Fair Game, God damn! I love when we have a plethora of media to work our way through. I, of course, read the book that this (and the Sly Stallone masterpiece Cobra) was based on, A Running Duck by Paula Gosling. It’s a dime store thriller that was only available to me by ordering it in large-print edition (for the visually impaired) from a Wisconsin library. If there was ever anything that made me question everything that BMT stands for, it’s imagining a little old lady in Wisconsin working her arthritic fingers to the bone trying to find the only copy of A Running Duck that exists in the MN/WI area. She probably thought some other near-blind little old lady in MN wanted a thrill ride for the ages, but nope. Just me. Anyway, the book is nothing really to write home about. A standard thriller and honestly a bit boring. Someone wants to kill a woman, a Vietnam vet-turned-cop troubled by his violent past is set to protect her, they bone, he kills the bad guy. The only interesting thing to talk about with it is the odd similarities that exist between a book like this and current bestsellers like Twilight and Fifty Shades of Grey. Throughout the book I was hit over the head with dominance/submission overtones. The male protagonist frets constantly over the safety of the female protagonist (who always seems to be defenseless and in a daze). Much like Twilight there is a powerful force out to get the female character and eventually the male character takes over her entire life to battle this force. There is a lot of talk of “doing as I say” and “learning to obey commands” with the idea that the female character will in the end be safer. And she of course realizes that this type of relationship is what she has been missing in her life and falls in love with him. You could have really replaced the characters in the book with Bella and Edward, and the assassin with a rival vampire and you would have basically had Twilight. Certainly interesting to think about.

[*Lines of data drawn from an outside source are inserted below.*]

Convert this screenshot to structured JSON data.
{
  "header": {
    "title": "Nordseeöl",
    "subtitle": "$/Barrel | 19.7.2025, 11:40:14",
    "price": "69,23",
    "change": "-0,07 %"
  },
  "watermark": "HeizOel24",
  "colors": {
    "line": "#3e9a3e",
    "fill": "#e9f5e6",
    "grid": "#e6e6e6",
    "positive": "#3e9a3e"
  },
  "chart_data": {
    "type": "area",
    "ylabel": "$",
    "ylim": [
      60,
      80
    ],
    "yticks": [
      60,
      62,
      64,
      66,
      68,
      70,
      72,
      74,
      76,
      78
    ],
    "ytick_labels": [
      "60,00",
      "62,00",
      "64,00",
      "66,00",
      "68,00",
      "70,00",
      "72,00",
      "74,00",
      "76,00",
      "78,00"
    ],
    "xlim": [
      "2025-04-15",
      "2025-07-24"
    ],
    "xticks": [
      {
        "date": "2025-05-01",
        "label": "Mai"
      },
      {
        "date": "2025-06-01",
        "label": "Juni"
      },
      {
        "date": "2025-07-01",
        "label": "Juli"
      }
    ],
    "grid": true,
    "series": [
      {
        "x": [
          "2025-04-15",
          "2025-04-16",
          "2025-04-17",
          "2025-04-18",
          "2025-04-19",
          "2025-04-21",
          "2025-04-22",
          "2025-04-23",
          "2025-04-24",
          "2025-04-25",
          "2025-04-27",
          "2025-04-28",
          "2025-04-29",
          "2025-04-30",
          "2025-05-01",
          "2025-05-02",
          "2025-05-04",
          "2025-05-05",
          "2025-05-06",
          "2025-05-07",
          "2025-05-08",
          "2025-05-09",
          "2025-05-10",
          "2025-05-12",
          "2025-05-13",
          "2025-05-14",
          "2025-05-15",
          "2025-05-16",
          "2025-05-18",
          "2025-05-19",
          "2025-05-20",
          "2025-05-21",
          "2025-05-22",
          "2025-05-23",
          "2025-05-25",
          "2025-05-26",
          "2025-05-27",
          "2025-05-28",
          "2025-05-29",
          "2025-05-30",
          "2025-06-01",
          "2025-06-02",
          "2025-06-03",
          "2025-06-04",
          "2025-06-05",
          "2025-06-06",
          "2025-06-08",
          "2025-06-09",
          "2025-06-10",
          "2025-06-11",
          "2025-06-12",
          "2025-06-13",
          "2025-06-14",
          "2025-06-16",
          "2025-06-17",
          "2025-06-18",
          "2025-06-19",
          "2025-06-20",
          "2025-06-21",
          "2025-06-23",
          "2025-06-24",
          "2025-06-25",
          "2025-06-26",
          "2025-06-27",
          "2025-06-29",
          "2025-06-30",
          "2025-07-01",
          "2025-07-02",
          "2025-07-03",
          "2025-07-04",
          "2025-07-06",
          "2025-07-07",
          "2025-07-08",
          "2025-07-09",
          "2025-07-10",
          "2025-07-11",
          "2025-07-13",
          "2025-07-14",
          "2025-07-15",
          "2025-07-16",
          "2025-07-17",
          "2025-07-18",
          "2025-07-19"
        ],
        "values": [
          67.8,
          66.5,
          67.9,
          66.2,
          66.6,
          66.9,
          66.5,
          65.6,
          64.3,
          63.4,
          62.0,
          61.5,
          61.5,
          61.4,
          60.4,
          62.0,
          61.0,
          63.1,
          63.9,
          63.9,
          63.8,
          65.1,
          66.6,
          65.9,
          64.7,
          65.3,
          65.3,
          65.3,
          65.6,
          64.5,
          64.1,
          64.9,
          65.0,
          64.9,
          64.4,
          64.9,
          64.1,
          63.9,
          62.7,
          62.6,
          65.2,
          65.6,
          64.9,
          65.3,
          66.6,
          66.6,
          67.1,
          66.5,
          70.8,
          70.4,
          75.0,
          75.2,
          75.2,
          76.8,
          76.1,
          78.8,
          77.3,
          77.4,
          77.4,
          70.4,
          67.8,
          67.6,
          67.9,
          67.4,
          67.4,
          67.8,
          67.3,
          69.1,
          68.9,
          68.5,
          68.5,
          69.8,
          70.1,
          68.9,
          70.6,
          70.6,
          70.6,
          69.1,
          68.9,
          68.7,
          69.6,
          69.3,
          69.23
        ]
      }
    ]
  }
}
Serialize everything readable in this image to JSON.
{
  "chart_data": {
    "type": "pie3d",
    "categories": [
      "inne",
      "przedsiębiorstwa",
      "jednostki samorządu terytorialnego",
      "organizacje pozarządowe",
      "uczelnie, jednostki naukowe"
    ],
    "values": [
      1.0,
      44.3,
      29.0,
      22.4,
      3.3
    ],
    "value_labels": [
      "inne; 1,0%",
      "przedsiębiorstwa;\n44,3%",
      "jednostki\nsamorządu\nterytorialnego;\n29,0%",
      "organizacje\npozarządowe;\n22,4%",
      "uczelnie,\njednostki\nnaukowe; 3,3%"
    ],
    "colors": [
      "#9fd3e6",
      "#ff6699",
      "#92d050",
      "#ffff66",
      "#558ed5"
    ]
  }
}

As for the adaptation, to truly get a full picture of it I rewatched Cobra. This turned out to be a good thing because it helped realize that both adaptations are actually pretty good. They take key aspects of the plot of the book, but twist them in slightly different directions. They are neither too close or too far from the source material. In fact they are almost complements of each other, things that are changed in Cobra are often the same as in the book in Fair Game and vice versa. I think Cobra is the slightly better adaptation, because a lot of the changes for Fair Game were pretty silly and lame (the bad guys are now Russian hackers plotting a heist, random setting of Miami, Billy Baldwin is not a particularly good cop, etc.) while Cobra kept a lot of the cool shit. This by no means implies that Cobra or Fair Game are good films. They are not. They are both ridiculous.
Word up. Once again I’m going to go with the Settings 101 game that I love so much. Right away in Fair Game we get a clear idea of the city and state that we are dealing with. That’s because whenever there are cops involved in a film you can’t just make up a police department. Billy Baldwin has to be from the Miami PD. Perfecto. What takes this up to the B grade is the fact that the bad guys spend most of their time (life?) on La Tortuga, a boat that located off the coast of Miami. How do we know where it is? Because the film continually shows a map depicting exactly where in the ocean they are floating. Wonderful. Of course, Miami itself doesn’t really get to shine all that much in the end, so it can’t really make it up to A-level. In fact I honestly can’t really think of famous Miami landmarks. Are there any? I guess they would have had to set up a sting at a Marlins game or something (a la Abduction). Anyway, just for kicks we can also give Cobra a C+ or B-. It also clearly takes place in Los Angeles with the LAPD… but that’s all it really has. Kind of the bare minimum with a clear setting without resorting to license plates.
‘Ello everyone! Fair Game?! More like Fairly Lame! Kind of true. This was a weird one, let’s get into it:
- The Good – The movie was pretty much composed of non-stop adrenaline-fueled in-your-face action, if that’s your thing. The actions scenes were also often quite impressive from a technical perspective (even if they were often ludicrous). The movie is more of a movie than I expected, but …
- The Bad – The movie still felt like it was barely theatrical released. Basically Billy Baldwin was all that stood in the way of this being Firestorm starring Howie Long, and it was about two levels below the other A Running Duck adaptation Cobra in quality. Cindy Crawford was genuinely terrible and there is no excuse really. Selma Hayek’s character makes no sense.
- The BMT – Yes. More so that Firestorm. 40-50 I think. Quality stuff, but again, not as much of a “real movie”™ as one would hope. Would I watch it again? Yeah, maybe. I could imagine it fitting in quite well with a Seagal / Van Damme / Baldwin trilogy bonanza. Like … On Deadly Ground / Timecop / Fair Game would make you question everything you’ve done with your life.
I’m going to keep this a bit short, so let’s think of a quick game. I’m feeling Sequel / Prequel / Remake and especially a sequel. Imagine an older Billy Baldwin and older Cindy Crawford running around like idiots pretending like any of this still makes sense? It would be truly glorious. I would even still make the bad guys Russian and the theme of the movie would still be heavily focused on the neo-Luddite ideals of technology allowing criminals to control the world. I would call it Fair Shake and could make it on a dime Netflix.